Future releases of this package will happen in the html package.

To continue using html5lib without deprecation warnings, change your pubspec to depend on html5lib: '<=0.12.0'.

See the html package for details.

html5lib in Pure Dart

This is a pure Dart html5 parser. It's a port of html5lib from Python. Since it's 100% Dart you can use it safely from a script or server side app.

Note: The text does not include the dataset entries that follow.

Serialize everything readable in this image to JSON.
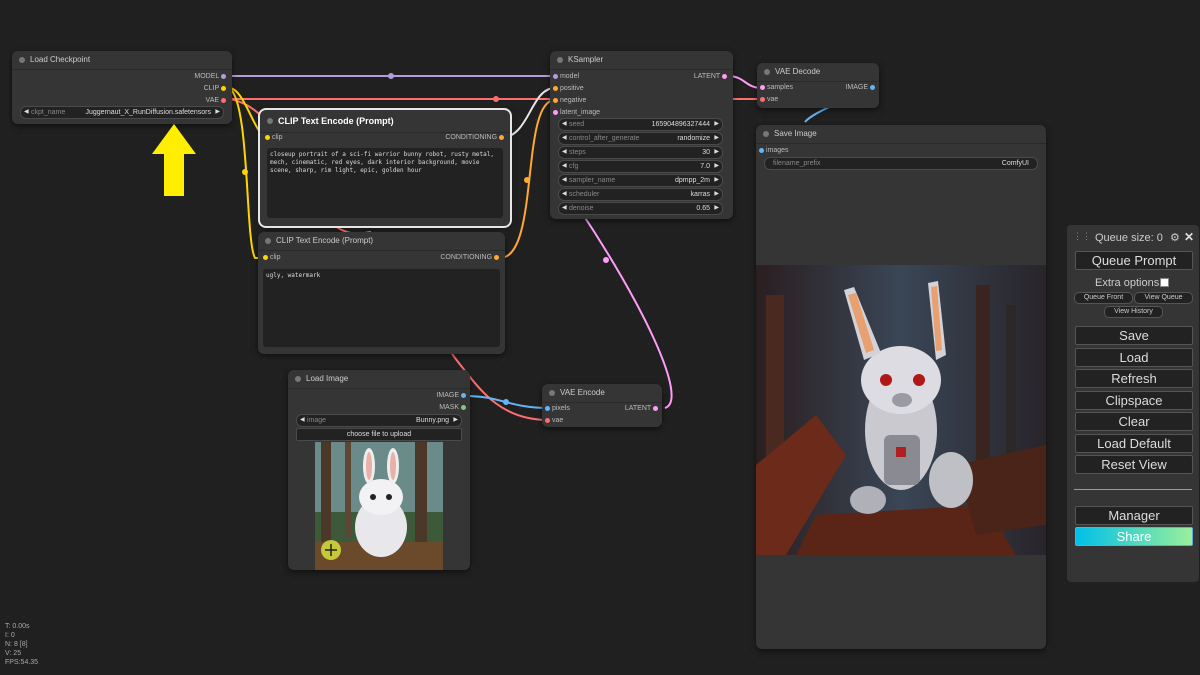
{
  "load_checkpoint": {
    "title": "Load Checkpoint",
    "outputs": [
      "MODEL",
      "CLIP",
      "VAE"
    ],
    "widget_label": "ckpt_name",
    "widget_value": "Juggernaut_X_RunDiffusion.safetensors"
  },
  "clip_pos": {
    "title": "CLIP Text Encode (Prompt)",
    "input": "clip",
    "output": "CONDITIONING",
    "text": "closeup portrait of a sci-fi warrior bunny robot, rusty metal, mech, cinematic, red eyes, dark interior background, movie scene, sharp, rim light, epic, golden hour"
  },
  "clip_neg": {
    "title": "CLIP Text Encode (Prompt)",
    "input": "clip",
    "output": "CONDITIONING",
    "text": "ugly, watermark"
  },
  "ksampler": {
    "title": "KSampler",
    "inputs": [
      "model",
      "positive",
      "negative",
      "latent_image"
    ],
    "output": "LATENT",
    "widgets": [
      {
        "label": "seed",
        "value": "165904896327444"
      },
      {
        "label": "control_after_generate",
        "value": "randomize"
      },
      {
        "label": "steps",
        "value": "30"
      },
      {
        "label": "cfg",
        "value": "7.0"
      },
      {
        "label": "sampler_name",
        "value": "dpmpp_2m"
      },
      {
        "label": "scheduler",
        "value": "karras"
      },
      {
        "label": "denoise",
        "value": "0.65"
      }
    ]
  },
  "vae_decode": {
    "title": "VAE Decode",
    "inputs": [
      "samples",
      "vae"
    ],
    "output": "IMAGE"
  },
  "save_image": {
    "title": "Save Image",
    "input": "images",
    "widget_label": "filename_prefix",
    "widget_value": "ComfyUI"
  },
  "load_image": {
    "title": "Load Image",
    "outputs": [
      "IMAGE",
      "MASK"
    ],
    "widget_label": "image",
    "widget_value": "Bunny.png",
    "upload_label": "choose file to upload"
  },
  "vae_encode": {
    "title": "VAE Encode",
    "inputs": [
      "pixels",
      "vae"
    ],
    "output": "LATENT"
  },
  "queue_panel": {
    "queue_size": "Queue size: 0",
    "queue_prompt": "Queue Prompt",
    "extra_options": "Extra options",
    "queue_front": "Queue Front",
    "view_queue": "View Queue",
    "view_history": "View History",
    "buttons": [
      "Save",
      "Load",
      "Refresh",
      "Clipspace",
      "Clear",
      "Load Default",
      "Reset View"
    ],
    "manager": "Manager",
    "share": "Share"
  },
  "stats": [
    "T: 0.00s",
    "I: 0",
    "N: 8 [8]",
    "V: 25",
    "FPS:54.35"
  ],
  "colors": {
    "model": "#b39ddb",
    "clip": "#ffd500",
    "vae": "#ff6e6e",
    "conditioning": "#ffa931",
    "latent": "#ff9cf9",
    "image": "#64b5f6",
    "mask": "#81c784",
    "accent_arrow": "#ffee00"
  }
}
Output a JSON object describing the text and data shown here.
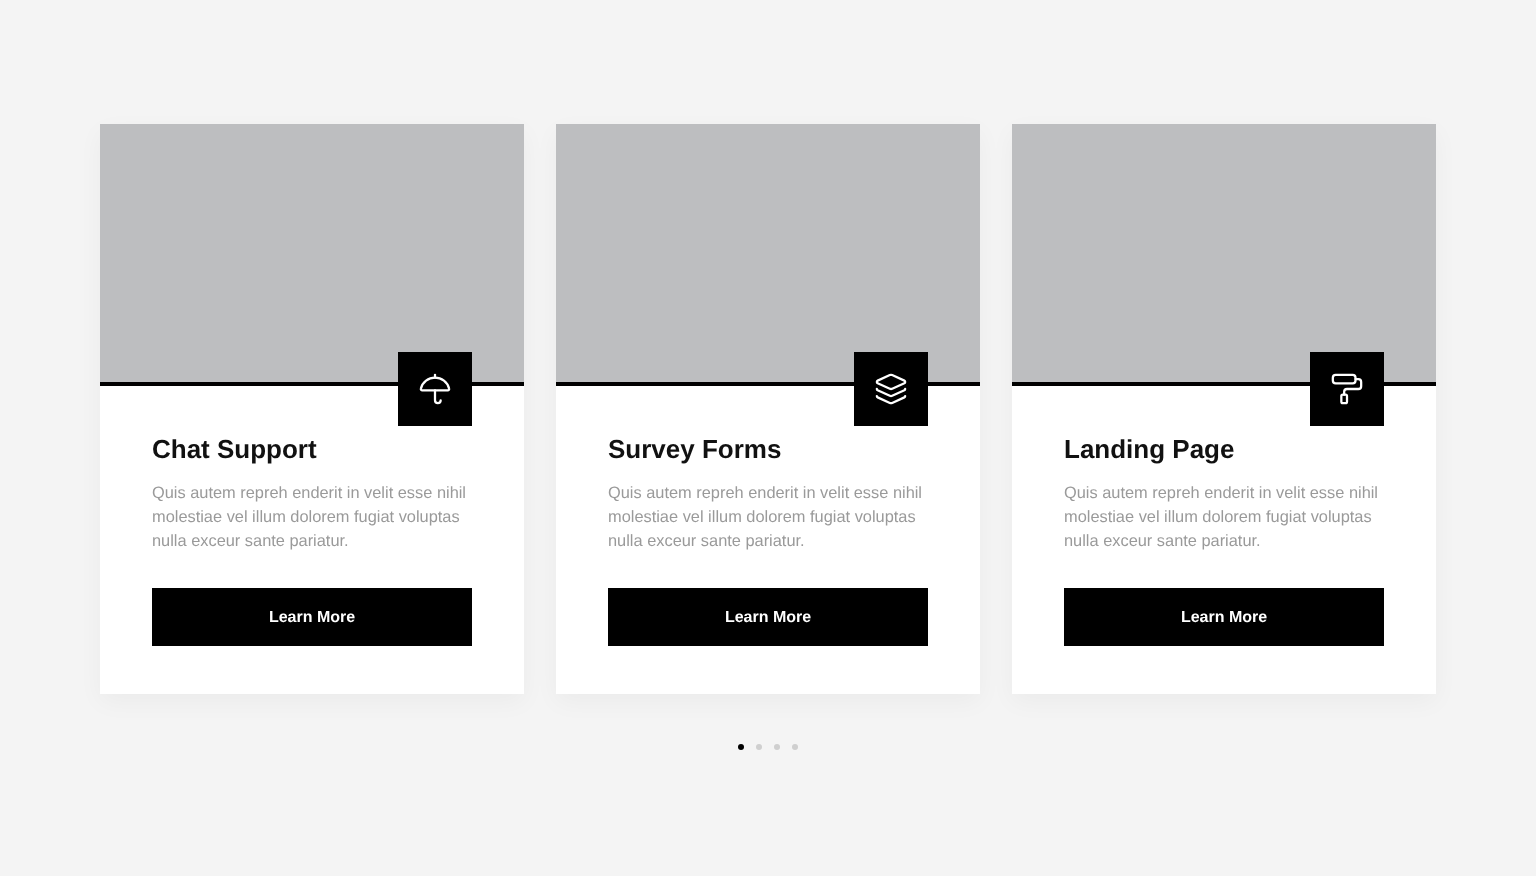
{
  "cards": [
    {
      "title": "Chat Support",
      "text": "Quis autem repreh enderit in velit esse nihil molestiae vel illum dolorem fugiat voluptas nulla exceur sante pariatur.",
      "button": "Learn More"
    },
    {
      "title": "Survey Forms",
      "text": "Quis autem repreh enderit in velit esse nihil molestiae vel illum dolorem fugiat voluptas nulla exceur sante pariatur.",
      "button": "Learn More"
    },
    {
      "title": "Landing Page",
      "text": "Quis autem repreh enderit in velit esse nihil molestiae vel illum dolorem fugiat voluptas nulla exceur sante pariatur.",
      "button": "Learn More"
    }
  ],
  "dots": [
    {
      "selected": true
    },
    {
      "selected": false
    },
    {
      "selected": false
    },
    {
      "selected": false
    }
  ]
}
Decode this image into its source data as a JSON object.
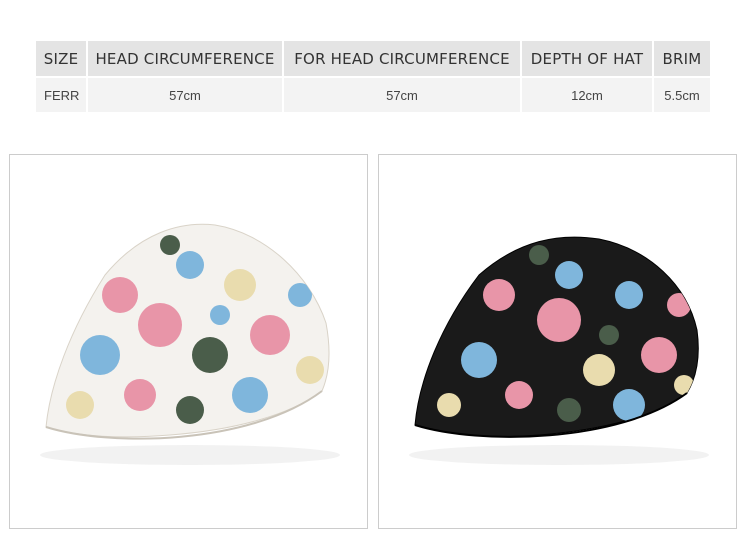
{
  "size_table": {
    "headers": [
      "SIZE",
      "HEAD CIRCUMFERENCE",
      "FOR HEAD CIRCUMFERENCE",
      "DEPTH OF HAT",
      "BRIM"
    ],
    "row": [
      "FERR",
      "57cm",
      "57cm",
      "12cm",
      "5.5cm"
    ]
  },
  "products": [
    {
      "name": "white-floral-beret-cap",
      "base_color": "#f4f2ee"
    },
    {
      "name": "black-floral-beret-cap",
      "base_color": "#1a1a1a"
    }
  ],
  "colors": {
    "header_bg": "#e4e4e4",
    "cell_bg": "#f3f3f3",
    "rose_pink": "#e895a8",
    "sky_blue": "#7fb6dc",
    "leaf_green": "#4a5d4a",
    "cream": "#e9dcae"
  }
}
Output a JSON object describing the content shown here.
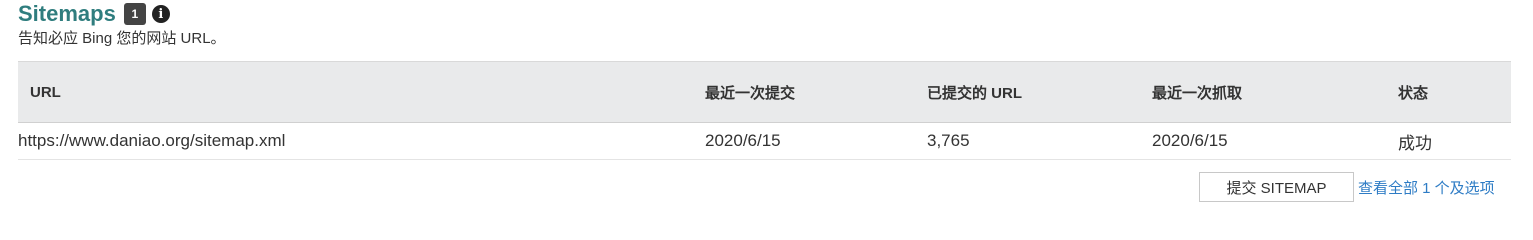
{
  "section": {
    "title": "Sitemaps",
    "count_badge": "1",
    "info_icon": "info-icon",
    "subtitle": "告知必应 Bing 您的网站 URL。"
  },
  "table": {
    "headers": {
      "url": "URL",
      "last_submitted": "最近一次提交",
      "submitted_urls": "已提交的 URL",
      "last_crawled": "最近一次抓取",
      "status": "状态"
    },
    "rows": [
      {
        "url": "https://www.daniao.org/sitemap.xml",
        "last_submitted": "2020/6/15",
        "submitted_urls": "3,765",
        "last_crawled": "2020/6/15",
        "status": "成功"
      }
    ]
  },
  "footer": {
    "submit_button_label": "提交 SITEMAP",
    "view_all_link": "查看全部 1 个及选项"
  },
  "colors": {
    "title": "#2f7d7e",
    "link": "#2e7cc5",
    "header_bg": "#e9eaeb",
    "badge_bg": "#444444"
  }
}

Eventually the parse tree API will be compatible with dart:html, so the same code will work on the client and the server.

Installation

Add this to your pubspec.yaml (or create it):

dependencies:
  html5lib: any

Then run the Pub Package Manager (comes with the Dart SDK):

pub install

Usage

Parsing HTML is easy!

import 'package:html5lib/parser.dart' show parse;
import 'package:html5lib/dom.dart';

main() {
  var document = parse(
      '<body>Hello world! <a href="www.html5rocks.com">HTML5 rocks!');
  print(document.outerHtml);
}

You can pass a String or list of bytes to parse. There's also parseFragment for parsing a document fragment, and HtmlParser if you want more low level control.

Running Tests

# From Dart SVN checkout
./tools/build.py -m release
./tools/test.py -m release html5lib
./tools/test.py -m release -r drt html5lib

Libraries

dom

A simple tree API that results from parsing html. Intended to be compatible with dart:html, but it is missing many types and APIs.

dom_parsing

This library contains extra APIs that aren't in the DOM, but are useful when interacting with the parse tree.

parser

This library has a parser for HTML5 documents, that lets you parse HTML easily from a script or server side application:

parser_console

This library adds dart:io support to the HTML5 parser. Call initDartIOSupport before calling the parse methods and they will accept a RandomAccessFile as input, in addition to the other input types.